De nombreuses réflexions de camarades ont eu lieu. Pourquoi avoir attendu si longtemps  entre le 19 mars et le premier Mai?

Pourquoi la CGT n'a-t-elle pas axé son action sur les syndicats dans les boîtes et dans les UL pour y développer et amplifier les luttes ouvrant ainsi des perspectives revendicatives et mobilisatrices permettant d'organiser et de renforcer la CGT?

Le comportement de nos dirigeants syndicaux me conforte dans l'idée qu'ils craignent autant que le patronat et ses valets du gouvernement, l'affrontement de classes. Nos dirigeants redoutent l'ampleur des mobilisations sociales tant ils ont peur d'être débordés, surtout à proximité d'échéances politiques qui vont sans aucun doute avoir lieu dans une période de fortes turbulences sociales et dont les responsables politiques, soit-disant de gauche voudraient qu'elles se déroulent en dehors de toutes agitations sociales et populaires.

Je pense que si la CGT veut tenir pleinement son rôle d'organisation syndicale démocratique, sérieuse et responsable, elle doit rester sur des bases saines, de classe et de masse, tenant compte de nos valeurs, de notre expérience militante basées sur les rapports de forces créés sur le terrain des luttes dans les entreprises.

Je suis fermement opposé à l'unité au sommet entre carriéristes réformistes. Cette "unité" ne reflète en rien le point de vue de la base.

Comme le disent aussi de nombreux camarades, je suis de ceux qui vivent très mal la dégénérescence de la gauche française dont les errements constants et son incapacité à gouverner lorsqu'elle est aux affaires du pays ou dans l'opposition, s'apparente à une trahison envers la classe ouvrière.

Je suis également partie prenante des 61% de citoyens qui ont refusé de cautionner la mascarade du 7 juin dernier où tous les partis dits de gauche qui se sont engagés aux côtés de l'UMPS et du MODEM ont reconnu le fait européen, renié leur vote NON au référendum de mai 2005 et trahi le suffrage universel où 55% de Français ont rejeté l'Union européenne.
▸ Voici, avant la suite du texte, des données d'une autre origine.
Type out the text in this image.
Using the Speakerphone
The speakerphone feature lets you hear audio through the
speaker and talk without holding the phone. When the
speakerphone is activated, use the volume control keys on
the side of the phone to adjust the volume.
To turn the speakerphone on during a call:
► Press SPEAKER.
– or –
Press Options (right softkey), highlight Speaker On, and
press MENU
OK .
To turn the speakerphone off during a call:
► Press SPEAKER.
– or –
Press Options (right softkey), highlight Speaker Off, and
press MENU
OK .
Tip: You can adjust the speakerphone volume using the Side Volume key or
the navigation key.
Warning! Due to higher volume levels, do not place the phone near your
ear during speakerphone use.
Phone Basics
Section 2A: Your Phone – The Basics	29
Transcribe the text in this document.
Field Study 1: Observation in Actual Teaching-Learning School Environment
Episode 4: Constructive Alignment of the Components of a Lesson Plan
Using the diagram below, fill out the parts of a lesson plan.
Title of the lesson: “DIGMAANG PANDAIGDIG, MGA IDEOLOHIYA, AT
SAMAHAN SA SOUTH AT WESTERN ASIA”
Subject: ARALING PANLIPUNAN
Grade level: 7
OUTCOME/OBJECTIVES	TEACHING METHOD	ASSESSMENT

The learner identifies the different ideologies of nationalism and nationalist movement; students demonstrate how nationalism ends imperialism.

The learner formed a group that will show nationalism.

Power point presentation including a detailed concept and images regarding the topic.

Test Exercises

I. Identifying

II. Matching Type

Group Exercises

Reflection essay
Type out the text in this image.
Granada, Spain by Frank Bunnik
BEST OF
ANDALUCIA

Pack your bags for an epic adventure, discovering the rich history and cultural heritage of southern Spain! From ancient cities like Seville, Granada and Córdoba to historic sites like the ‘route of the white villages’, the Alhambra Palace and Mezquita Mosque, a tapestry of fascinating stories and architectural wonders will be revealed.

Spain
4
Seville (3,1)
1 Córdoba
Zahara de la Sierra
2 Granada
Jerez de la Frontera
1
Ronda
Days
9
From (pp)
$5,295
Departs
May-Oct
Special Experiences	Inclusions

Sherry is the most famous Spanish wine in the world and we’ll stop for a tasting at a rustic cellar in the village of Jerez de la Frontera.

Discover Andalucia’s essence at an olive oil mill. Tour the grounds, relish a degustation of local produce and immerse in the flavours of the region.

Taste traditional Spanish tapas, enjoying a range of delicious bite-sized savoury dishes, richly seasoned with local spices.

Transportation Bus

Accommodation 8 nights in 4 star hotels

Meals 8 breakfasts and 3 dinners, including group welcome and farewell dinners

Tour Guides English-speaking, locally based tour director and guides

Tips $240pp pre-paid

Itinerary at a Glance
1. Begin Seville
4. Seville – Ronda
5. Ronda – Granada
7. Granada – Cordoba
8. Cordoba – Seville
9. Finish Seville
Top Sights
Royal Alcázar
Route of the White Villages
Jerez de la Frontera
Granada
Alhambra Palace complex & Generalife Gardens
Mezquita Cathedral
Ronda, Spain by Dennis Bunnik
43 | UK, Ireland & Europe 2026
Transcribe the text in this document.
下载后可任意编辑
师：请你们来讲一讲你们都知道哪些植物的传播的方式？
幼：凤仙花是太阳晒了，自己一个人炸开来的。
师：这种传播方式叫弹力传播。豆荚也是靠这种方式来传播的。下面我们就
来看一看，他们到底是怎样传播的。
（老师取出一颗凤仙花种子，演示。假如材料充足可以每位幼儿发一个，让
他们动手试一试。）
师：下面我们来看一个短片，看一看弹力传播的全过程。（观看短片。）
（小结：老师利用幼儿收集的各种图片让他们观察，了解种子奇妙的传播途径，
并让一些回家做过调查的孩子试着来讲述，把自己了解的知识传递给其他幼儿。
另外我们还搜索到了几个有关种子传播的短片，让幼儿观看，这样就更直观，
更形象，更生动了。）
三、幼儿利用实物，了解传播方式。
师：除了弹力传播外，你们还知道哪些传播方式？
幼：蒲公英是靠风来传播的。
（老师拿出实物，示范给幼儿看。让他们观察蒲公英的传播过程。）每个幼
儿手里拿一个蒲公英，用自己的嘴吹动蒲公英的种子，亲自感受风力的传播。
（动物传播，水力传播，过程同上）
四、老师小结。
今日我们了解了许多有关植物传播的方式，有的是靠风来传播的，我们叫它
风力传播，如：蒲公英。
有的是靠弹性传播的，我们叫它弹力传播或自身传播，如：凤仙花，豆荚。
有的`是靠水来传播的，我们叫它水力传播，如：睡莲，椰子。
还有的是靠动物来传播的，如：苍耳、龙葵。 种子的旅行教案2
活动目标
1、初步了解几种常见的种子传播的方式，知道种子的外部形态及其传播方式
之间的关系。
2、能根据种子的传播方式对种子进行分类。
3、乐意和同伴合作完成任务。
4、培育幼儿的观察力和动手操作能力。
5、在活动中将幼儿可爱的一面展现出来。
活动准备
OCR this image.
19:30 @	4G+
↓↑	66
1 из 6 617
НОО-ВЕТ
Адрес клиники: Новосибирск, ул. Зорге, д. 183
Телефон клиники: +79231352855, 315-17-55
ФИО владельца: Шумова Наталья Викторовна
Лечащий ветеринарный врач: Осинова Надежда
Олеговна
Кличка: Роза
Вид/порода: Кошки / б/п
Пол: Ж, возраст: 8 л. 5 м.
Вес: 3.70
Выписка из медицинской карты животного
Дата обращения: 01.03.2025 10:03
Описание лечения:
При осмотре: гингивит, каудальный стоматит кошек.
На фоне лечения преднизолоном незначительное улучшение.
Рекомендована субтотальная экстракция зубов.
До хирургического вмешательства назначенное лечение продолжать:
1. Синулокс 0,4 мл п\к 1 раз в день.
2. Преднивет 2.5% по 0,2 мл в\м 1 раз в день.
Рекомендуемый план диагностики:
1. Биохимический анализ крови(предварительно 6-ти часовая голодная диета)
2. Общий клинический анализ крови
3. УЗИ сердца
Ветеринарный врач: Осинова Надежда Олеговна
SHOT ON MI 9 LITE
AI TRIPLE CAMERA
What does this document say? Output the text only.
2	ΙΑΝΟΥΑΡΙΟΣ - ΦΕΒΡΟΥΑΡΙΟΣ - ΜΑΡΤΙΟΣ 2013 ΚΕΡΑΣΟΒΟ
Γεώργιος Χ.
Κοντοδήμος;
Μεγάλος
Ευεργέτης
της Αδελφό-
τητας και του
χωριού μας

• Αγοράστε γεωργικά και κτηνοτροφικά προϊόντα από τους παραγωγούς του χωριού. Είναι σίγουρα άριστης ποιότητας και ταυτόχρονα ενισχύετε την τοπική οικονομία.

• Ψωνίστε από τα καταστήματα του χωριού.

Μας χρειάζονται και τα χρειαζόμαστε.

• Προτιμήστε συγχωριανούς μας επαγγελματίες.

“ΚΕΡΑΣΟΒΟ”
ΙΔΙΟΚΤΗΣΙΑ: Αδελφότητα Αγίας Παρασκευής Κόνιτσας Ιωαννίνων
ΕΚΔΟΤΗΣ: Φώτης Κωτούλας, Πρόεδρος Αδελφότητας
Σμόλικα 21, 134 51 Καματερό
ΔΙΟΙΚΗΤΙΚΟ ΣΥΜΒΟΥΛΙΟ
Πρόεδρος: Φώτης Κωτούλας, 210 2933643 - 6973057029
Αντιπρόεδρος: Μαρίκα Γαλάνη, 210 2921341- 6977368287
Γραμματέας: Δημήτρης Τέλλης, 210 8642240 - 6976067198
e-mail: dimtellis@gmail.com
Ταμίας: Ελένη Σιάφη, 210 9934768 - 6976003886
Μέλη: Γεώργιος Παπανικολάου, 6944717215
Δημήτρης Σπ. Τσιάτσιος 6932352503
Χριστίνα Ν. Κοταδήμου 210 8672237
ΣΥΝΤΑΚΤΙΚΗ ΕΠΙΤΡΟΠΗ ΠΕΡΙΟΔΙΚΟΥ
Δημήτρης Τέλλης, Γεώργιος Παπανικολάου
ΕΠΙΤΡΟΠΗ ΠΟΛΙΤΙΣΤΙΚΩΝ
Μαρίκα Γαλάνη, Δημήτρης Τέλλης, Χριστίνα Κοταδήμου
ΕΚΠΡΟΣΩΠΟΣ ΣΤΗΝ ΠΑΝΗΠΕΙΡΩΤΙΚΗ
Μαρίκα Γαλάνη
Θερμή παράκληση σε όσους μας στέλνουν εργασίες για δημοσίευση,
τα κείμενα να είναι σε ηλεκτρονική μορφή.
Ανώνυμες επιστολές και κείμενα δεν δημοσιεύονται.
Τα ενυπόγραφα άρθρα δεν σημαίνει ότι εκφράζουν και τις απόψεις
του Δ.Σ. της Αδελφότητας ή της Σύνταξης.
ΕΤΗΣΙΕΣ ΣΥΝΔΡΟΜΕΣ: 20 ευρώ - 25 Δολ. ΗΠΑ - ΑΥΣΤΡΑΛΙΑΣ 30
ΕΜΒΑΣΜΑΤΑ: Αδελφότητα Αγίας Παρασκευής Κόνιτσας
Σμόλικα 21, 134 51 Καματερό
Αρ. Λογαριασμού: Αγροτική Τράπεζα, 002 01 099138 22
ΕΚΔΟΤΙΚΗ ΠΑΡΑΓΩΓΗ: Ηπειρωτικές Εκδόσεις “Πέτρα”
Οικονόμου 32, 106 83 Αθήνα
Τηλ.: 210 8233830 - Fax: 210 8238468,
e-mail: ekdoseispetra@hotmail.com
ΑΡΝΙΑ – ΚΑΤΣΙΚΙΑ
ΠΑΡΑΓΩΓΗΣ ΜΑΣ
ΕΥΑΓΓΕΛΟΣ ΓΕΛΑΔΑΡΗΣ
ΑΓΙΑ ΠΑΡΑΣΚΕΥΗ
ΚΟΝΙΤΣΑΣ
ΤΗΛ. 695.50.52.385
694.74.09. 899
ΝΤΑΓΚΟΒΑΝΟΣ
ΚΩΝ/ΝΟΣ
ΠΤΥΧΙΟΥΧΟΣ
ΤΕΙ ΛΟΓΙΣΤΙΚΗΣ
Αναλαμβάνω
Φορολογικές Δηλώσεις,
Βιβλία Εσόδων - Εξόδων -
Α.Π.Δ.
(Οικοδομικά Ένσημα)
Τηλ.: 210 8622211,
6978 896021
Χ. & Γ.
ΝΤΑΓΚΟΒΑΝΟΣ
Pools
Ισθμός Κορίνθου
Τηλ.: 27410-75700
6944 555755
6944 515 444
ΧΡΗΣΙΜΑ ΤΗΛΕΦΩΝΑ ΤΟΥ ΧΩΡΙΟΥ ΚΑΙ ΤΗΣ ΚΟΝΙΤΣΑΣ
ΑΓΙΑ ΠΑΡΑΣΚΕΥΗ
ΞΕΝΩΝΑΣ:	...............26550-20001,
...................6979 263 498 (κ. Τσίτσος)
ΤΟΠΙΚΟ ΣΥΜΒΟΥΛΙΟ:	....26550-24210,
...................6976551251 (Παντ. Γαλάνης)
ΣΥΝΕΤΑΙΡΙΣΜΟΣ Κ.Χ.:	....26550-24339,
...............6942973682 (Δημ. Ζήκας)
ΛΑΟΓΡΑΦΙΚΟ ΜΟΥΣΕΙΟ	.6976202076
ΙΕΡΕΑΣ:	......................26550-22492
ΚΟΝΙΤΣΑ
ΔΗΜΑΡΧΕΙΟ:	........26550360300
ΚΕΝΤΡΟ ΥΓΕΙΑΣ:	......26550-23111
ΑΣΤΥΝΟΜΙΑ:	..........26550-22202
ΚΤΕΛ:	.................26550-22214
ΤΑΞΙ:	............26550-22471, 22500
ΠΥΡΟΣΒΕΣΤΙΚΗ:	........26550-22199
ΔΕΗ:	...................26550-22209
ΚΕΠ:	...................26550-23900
Le 1er Mai et visiblement dans l'optique des élections européennes du 7 juin, une kyrielle de politiciens se sont mêlés aux cortèges. Cela ne les a pas favorisés pour autant puisqu'ils ont subi, notamment le PS et le NPA un camoufflet retentissant.

L'actuelle période des congés estivaux marque un ralentissement important de l'activité économique et de la mobilisation des travailleurs, des luttes importantes ont lieu là où les salariés subissent des plans sociaux. Force est de constater que les directions syndicales, dont la CGT, laissent les syndicats de base et les travailleurs abandonnés à eux-mêmes face à des patrons-voyous qui n'hésitent pas à faire appel à des vigiles, voire à les traîner en justice.

Malgré la collaboration manifeste de la confédération avec nos ennemis de classe, la rentrée s'annonce torride, les travailleurs ne pouvant plus supporter d'être humiliés par un patronat et un gouvernement qui affichent ouvertement leur haine de classe.

La CGT qui, à la base ne peut pas renoncer à l'unité d'action, ne doit pas perdre de vue que la colère qui s'exprime dans l'ensemble de la classe ouvrière ne va plus pouvoir être contenue, ce dont ont si peur le MEDEF, le gouvernement et...les syndicalistes d'accompagnement dont notre confédération, qui freine des quatre fers le développement des luttes.


La CGT doit rester la CGT et pour cela nous devons conserver nos fondamentaux qui passent inévitablement par le combat de classes contre nos ennemis...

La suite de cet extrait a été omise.